Comme dans le même temps, le montant de la dette d’État s’est accru de 300 milliards d’euros, on pourrait croire que le coût de la dette a été entraîné par la dette Covid. Idem, avec l’épisode d’inflation que connaît le pays depuis la fin 2021, on pourrait penser que cette hausse du coût de la dette est due à une remontée des taux d’intérêts.

Mais non, d’après un rapport très récent de la Cour des Comptes, la quasi intégralité de l’explosion actuelle du coût de la dette (90 %) vient d’une toute petite partie de notre dette, la dette indexée à l’inflation.

La dette indexée sur l’inflation, c’est quoi ?

Pour le comprendre, il faut commencer par voir comment fonctionne une dette publique classique.
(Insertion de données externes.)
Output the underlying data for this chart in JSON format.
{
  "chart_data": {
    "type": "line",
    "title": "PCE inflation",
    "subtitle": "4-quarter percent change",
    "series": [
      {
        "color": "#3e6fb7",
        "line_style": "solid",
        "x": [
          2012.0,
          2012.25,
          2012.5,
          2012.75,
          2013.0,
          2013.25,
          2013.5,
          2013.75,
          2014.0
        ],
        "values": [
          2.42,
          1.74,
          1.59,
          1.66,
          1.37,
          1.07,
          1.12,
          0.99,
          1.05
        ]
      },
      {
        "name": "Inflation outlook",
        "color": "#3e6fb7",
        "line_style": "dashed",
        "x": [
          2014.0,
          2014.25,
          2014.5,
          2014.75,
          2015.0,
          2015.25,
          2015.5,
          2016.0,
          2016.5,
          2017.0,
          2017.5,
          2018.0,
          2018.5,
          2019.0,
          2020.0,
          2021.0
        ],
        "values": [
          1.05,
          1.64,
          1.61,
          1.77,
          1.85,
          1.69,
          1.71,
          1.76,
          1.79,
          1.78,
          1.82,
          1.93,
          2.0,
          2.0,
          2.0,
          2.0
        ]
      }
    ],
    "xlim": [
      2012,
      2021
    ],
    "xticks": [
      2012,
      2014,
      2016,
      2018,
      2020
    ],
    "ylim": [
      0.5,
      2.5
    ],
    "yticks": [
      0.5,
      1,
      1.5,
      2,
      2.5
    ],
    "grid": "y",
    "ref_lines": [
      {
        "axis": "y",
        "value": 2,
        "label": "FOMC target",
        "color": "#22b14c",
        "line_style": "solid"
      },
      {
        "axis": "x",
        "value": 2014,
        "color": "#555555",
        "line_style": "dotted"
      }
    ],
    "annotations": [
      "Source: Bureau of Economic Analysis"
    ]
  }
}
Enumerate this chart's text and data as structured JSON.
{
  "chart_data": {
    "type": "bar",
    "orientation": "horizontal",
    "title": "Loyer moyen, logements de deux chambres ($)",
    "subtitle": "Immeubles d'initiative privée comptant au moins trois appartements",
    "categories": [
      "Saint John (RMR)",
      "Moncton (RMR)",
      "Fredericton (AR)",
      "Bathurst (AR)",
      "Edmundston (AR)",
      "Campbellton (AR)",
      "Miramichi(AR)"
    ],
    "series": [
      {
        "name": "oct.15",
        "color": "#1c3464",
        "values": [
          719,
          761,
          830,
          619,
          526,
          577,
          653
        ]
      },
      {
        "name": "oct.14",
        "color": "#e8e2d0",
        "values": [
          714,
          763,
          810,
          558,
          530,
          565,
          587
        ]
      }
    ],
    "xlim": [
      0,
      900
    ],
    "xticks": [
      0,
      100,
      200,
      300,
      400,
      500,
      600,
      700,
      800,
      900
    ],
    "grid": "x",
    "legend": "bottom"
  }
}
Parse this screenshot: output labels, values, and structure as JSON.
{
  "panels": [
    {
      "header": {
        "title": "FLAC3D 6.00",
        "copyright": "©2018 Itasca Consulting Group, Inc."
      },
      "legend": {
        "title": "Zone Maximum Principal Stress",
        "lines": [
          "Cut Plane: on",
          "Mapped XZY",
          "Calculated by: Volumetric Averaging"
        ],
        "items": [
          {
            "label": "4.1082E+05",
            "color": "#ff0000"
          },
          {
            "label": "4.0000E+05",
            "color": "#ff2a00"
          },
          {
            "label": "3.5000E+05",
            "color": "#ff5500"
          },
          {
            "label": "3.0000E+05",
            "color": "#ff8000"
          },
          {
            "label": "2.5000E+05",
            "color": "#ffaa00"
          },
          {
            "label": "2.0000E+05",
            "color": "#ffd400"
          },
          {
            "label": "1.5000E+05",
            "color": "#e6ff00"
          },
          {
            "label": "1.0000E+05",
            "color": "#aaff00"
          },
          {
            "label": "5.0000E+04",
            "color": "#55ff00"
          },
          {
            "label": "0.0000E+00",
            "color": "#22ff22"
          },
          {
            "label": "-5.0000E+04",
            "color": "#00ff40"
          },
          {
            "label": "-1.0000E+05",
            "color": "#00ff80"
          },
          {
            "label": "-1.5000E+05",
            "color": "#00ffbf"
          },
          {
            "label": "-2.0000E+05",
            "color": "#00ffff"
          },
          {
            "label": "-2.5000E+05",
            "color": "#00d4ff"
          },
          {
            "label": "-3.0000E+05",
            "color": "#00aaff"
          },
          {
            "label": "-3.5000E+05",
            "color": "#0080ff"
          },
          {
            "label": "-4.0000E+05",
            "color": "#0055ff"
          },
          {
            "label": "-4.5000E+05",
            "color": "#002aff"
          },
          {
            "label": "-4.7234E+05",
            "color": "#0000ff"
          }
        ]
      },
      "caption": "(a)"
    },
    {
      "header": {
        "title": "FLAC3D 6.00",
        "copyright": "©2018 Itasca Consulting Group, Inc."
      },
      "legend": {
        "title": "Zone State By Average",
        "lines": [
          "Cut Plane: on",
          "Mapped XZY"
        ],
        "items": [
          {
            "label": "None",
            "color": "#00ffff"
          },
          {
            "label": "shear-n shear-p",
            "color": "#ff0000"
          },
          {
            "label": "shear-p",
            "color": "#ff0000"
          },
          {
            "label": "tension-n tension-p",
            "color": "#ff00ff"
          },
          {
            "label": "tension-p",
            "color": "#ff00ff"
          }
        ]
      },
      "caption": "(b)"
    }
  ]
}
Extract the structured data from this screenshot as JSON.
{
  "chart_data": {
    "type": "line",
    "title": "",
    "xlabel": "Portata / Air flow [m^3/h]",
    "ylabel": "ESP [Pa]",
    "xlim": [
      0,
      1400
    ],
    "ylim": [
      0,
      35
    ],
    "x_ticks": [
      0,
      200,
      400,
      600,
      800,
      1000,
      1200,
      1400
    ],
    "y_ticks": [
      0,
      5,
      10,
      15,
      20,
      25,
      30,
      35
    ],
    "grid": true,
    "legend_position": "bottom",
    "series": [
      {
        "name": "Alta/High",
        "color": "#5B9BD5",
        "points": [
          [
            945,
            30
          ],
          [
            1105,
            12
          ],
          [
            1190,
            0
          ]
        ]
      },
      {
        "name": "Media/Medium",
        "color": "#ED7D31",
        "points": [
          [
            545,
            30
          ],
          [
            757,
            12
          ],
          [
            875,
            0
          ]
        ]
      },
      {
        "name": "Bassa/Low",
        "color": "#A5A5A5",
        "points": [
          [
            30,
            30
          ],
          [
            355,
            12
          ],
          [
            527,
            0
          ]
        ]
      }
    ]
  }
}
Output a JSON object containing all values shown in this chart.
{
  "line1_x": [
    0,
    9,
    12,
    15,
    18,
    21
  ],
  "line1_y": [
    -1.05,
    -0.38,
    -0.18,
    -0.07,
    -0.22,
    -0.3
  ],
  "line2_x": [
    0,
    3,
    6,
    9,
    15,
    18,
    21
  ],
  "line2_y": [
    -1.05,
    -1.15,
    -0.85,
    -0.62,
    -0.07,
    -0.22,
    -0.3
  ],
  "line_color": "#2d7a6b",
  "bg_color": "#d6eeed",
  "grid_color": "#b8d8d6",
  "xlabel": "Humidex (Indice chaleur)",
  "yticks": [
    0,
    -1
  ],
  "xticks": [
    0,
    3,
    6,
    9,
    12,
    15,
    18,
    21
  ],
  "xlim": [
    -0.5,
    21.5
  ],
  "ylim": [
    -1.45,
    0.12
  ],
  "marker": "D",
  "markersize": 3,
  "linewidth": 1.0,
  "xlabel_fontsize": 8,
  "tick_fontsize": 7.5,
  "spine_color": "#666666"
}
La dette publique n’a rien à voir avec un crédit classique, qu’un particulier ou une entreprise contracterait. Quand un individu fait un crédit, il rembourse chaque mois une partie de la somme empruntée, ainsi que les intérêts. A la fin du crédit, il a remboursé le tout (somme empruntée plus intérêts) petit à petit.

L’État, c’est différent. Avec une dette classique, quand l’État emprunte 100 € pour 10 ans à 2 % de taux d’intérêts, il paye 2 € d’intérêt chaque année et à la fin de l’emprunt, au bout de 10 ans, il rembourse d’un coup le “principal” les 100 € qu’il devait.

Une dette indexée sur l’inflation c’est différent : quand l’État emprunte 100 €, il paye aussi des intérêts fixes chaque année, mettons 0,6 %, mais à la fin, au bout de 10 ans, au lieu de rembourser 100 € il rembourse « 100 € + toute l’inflation qu’il y a eu pendant 10 ans ».

Quasiment la moitié de toutes nos dettes indexées – 46 % pour être exact – a été émise depuis l’élection d’Emmanuel Macron en 2017. Aujourd’hui, la dette indexée à l’inflation, c’est 11,5 % de la dette de l’État.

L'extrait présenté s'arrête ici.